Eamonn Duggan remembers the physician and poet who gave his name to the Sigerson Cup

 

The name George Sigerson is probably recognised by many readers, most especially, those who have even a passing interest in Gaelic Games. Every year for at least a week we hear many sports bulletins report on the latest results in the Sigerson Cup, a football competition for the higher education institutions across the country.

Yet, the chances are, the majority of those listening to the reports have little or no idea about the man who lent his name to the long-standing competition which sent many students on a path to becoming formidable and well-known inter-county players.

The reality is, George Sigerson was much more than a sponsor of a football competition, he was, in fact, a man of many talents who contributed enormously to Irish society during what was called the Irish Literary Revival era and, for a number of decades after it. This then is his story.

George Sigerson was born on 11 January, 1836 at Holy Hill, near Strabane in County Tyrone, the son of William and Nancy Sigerson. He was the youngest of eleven children and had three surviving brothers and three surviving sisters. He went on to attend the Academy at Letterkenny before completing his education at St Joseph’s College, Montrouge in France.
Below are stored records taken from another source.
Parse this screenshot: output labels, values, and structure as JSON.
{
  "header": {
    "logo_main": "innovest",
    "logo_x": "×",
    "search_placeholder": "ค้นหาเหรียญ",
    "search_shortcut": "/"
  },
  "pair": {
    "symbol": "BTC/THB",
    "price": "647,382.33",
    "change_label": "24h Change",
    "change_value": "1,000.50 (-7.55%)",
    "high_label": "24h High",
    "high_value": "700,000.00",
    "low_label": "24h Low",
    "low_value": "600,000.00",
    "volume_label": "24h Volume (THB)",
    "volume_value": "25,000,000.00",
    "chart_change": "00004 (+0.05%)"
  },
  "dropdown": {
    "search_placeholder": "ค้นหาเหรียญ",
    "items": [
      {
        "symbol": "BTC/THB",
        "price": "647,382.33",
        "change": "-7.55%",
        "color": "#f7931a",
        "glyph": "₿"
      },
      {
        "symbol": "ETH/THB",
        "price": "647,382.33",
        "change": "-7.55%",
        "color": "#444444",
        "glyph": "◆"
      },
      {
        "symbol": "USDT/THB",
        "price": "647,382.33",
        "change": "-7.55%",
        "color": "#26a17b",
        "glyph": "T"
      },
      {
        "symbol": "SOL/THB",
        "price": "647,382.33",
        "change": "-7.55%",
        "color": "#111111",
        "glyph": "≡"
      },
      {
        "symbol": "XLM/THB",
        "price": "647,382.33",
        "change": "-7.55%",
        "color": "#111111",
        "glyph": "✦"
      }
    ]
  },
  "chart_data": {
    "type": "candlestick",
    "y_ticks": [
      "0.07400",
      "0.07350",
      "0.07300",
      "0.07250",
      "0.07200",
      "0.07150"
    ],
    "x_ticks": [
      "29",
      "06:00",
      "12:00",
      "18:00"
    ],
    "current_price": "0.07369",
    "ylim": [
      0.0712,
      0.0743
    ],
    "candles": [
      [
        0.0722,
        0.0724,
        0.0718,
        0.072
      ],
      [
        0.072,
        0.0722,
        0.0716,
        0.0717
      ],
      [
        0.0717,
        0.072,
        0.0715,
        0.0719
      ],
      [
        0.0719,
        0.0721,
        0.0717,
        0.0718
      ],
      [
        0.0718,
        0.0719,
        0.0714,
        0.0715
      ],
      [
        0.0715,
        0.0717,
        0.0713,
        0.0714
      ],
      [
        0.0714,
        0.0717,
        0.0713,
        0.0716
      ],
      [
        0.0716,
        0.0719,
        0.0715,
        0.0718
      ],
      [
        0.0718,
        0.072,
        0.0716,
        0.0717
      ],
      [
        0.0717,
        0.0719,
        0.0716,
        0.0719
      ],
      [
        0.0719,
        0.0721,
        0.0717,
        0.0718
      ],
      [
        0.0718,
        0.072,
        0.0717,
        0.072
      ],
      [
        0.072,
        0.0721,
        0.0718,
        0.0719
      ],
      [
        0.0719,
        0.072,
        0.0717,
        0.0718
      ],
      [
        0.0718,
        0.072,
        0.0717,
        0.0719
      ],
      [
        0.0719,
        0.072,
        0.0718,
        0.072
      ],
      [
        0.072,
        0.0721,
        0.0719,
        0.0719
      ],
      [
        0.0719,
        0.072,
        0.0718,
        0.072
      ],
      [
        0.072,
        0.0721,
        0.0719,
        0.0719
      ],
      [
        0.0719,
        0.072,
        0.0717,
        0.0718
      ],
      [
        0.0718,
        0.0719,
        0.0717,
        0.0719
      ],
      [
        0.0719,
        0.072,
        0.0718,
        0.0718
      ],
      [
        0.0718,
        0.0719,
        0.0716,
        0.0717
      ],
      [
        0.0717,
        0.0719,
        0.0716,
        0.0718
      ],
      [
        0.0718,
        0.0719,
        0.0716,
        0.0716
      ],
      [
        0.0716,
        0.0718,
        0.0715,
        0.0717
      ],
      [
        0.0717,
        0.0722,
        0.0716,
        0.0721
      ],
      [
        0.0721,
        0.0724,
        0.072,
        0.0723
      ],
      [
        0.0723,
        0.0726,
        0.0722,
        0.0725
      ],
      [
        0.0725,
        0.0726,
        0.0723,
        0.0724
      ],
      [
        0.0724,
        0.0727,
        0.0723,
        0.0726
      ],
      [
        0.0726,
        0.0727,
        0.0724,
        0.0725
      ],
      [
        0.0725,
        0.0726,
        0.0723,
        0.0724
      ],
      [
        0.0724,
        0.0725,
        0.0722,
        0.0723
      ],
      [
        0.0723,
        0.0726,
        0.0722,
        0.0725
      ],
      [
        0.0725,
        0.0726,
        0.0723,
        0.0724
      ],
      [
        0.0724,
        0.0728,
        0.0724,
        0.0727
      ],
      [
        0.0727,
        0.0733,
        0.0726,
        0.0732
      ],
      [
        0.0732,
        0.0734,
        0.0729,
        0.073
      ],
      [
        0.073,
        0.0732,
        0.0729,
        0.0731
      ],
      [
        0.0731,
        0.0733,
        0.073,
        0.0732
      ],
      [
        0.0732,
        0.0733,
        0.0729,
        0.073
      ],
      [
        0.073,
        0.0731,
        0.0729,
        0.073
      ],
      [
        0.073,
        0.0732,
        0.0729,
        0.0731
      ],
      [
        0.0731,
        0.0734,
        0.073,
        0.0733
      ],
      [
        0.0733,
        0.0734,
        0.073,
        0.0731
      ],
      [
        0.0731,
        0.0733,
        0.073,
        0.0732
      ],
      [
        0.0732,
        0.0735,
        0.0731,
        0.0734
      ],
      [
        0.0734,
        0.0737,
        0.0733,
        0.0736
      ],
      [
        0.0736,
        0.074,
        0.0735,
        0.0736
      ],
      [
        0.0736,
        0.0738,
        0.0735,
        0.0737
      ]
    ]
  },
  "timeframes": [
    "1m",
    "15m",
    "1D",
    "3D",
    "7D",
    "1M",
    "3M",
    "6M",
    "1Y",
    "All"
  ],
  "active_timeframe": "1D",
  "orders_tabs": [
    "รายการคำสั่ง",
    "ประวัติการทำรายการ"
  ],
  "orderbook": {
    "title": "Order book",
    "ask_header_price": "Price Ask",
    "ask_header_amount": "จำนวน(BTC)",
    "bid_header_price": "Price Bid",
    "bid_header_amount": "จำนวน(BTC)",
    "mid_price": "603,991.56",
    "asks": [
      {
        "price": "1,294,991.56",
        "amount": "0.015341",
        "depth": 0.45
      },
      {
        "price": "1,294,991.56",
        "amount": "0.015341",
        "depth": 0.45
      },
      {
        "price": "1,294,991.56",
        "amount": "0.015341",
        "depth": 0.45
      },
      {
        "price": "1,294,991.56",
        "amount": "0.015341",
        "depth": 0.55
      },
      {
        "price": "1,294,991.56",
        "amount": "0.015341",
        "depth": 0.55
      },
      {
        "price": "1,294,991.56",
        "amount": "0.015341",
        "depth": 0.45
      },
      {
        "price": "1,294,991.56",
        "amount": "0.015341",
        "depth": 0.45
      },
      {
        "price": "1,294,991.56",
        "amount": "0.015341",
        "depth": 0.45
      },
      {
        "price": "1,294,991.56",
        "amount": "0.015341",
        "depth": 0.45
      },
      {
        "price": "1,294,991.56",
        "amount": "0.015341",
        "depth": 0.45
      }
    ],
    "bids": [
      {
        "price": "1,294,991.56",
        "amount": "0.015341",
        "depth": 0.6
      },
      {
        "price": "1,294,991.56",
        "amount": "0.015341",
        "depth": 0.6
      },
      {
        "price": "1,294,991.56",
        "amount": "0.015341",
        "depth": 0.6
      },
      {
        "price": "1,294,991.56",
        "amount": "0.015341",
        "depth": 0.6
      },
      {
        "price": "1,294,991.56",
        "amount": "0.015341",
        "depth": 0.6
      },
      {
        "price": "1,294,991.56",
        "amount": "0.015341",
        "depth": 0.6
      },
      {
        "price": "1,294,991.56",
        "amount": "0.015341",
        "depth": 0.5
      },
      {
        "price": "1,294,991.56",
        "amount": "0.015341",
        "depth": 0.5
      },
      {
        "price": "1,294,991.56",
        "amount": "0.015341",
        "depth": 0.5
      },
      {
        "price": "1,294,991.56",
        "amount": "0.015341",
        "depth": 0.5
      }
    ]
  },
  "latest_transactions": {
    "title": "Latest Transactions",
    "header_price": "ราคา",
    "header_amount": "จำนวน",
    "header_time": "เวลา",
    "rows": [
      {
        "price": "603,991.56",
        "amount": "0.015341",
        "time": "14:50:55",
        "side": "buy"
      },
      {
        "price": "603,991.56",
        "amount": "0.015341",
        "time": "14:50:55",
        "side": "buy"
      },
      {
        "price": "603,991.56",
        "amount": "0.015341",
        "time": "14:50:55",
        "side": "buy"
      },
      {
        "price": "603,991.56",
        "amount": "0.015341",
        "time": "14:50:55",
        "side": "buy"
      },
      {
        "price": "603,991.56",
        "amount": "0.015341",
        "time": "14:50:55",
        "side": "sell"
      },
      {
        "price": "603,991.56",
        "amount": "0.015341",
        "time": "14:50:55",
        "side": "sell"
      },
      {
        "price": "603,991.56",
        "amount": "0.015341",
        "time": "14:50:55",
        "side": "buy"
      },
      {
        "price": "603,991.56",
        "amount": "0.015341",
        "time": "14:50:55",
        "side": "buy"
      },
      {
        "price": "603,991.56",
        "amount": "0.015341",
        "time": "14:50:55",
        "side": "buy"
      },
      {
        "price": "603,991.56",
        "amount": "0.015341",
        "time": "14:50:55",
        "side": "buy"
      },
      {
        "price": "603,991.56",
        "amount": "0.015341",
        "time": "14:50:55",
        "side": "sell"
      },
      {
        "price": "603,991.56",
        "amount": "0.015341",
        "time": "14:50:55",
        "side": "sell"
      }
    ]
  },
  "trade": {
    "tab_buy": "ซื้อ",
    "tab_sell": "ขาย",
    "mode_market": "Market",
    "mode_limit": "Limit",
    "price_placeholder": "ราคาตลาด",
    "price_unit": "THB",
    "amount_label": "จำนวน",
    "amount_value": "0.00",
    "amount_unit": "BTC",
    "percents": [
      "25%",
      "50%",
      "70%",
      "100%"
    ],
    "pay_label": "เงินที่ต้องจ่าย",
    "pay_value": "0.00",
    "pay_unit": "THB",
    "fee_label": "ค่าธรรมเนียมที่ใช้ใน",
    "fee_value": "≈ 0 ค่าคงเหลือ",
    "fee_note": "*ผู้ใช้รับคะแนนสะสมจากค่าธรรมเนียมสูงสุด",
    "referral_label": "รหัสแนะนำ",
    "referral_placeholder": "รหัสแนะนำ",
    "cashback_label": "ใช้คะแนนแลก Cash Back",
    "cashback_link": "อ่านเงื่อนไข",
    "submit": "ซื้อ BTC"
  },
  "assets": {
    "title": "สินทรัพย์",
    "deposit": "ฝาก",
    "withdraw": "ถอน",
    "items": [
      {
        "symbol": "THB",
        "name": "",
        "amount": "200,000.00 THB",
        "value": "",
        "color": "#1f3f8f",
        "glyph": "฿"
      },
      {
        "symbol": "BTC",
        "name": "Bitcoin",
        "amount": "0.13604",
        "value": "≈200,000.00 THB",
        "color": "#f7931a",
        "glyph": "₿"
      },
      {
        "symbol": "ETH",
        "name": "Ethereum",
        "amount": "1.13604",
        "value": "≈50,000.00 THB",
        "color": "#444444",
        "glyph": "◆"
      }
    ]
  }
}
By all accounts he was a top-class student in France and he then went on to study medicine at Queen’s University in Galway and Queen’s College in Cork, earning his degree in 1859. Sigerson then returned to France and made his way to Paris where he studied at the Pitie-Salpetriere Hospital where a fellow student was the great Sigmund Freud.

Eventually, Sigerson returned to Ireland and opened up a medical practise in Dublin, specialising in the area of neurology. During his extraordinary life he became one of the foremost authorities on diseases of the nervous system and was a prolific writer on scientific subjects.

He went on to lecture in medicine at the Catholic University of Ireland and became a professor of zoology and, later botany, at University College, Dublin.

Though content in Dublin and, in Ireland, Sigerson never lost his love for France and continued to visit that country on a regular basis throughout his long life.
Sigerson cultivated a number of friendships with individuals who had nationalist tendencies and they urged him to perfect his knowledge of the Irish language. He duly did so and, it is said one of his greatest ambitions was to save the language from ‘a slow but certain death’.